Professor da Universidade Federal de Alfenas (MG)

E-mail: [email protected]

Notas sobre os impactos da construção da Rodovia Fernão Dias no espaço

intraurbano de Alfenas (MG), em meados do século XX

1. INTRODUÇÃO

Nas três primeiras décadas do século XX, o transporte ferroviário brasileiro

começou a sofrer a concorrência do transporte automotivo. Embora a malha ferroviária

nacional continuasse a ser ampliada, problemas como a obsolescência do sistema de

bitolas e os atrasos na execução dos projetos de ampliação ou construção de novos trechos

passaram a comprometer o funcionamento de muitas linhas, gerando na população

usuária insatisfação e descrédito em relação ao serviço oferecido pelas empresas de trem.

Além disso, fatores internacionais foram decisivos para a diminuição dos investimentos

no transporte ferroviário: os interesses das corporações vinculadas ao aço, à borracha, ao

cimento e ao petróleo nos Estados Unidos influíram na opção pelo transporte rodoviário

no Brasil (MATOS & SILVA, 2008, p. 38).
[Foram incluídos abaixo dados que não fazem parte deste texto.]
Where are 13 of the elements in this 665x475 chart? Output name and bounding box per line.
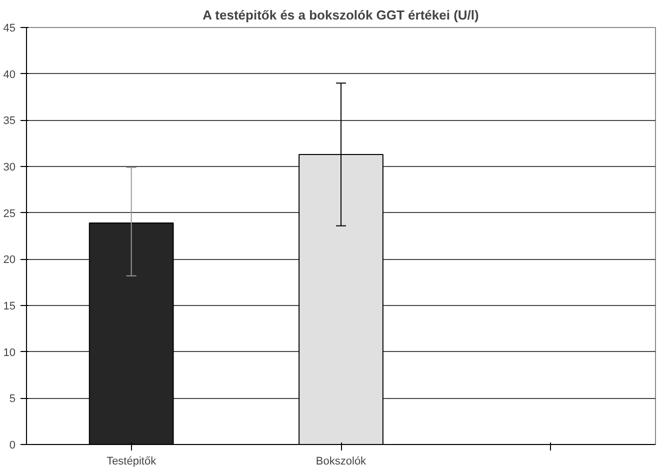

Paralelamente, “os processos de urbanização

tornaram-se mais densos e as novas tecnologias propiciaram uma expansão inusitada dos

assentamentos humanos, em meio a uma série de novidades com a modernização das

cidades e dos costumes” (Ibid., 2008).

A ampliação da rede rodoviária brasileira e mineira ocorreu num contexto de

maior participação do Estado na implementação de políticas públicas infraestruturais,

bem como de maior internacionalização da economia nacional. A flexibilidade do

transporte rodoviário integrou ainda mais localidades distantes a Belo Horizonte,

ampliando, assim, as trocas entre elas e favorecendo a urbanização, os fluxos migratórios

entre lugares e, em certa medida, o crescimento vegetativo de muitas localidades.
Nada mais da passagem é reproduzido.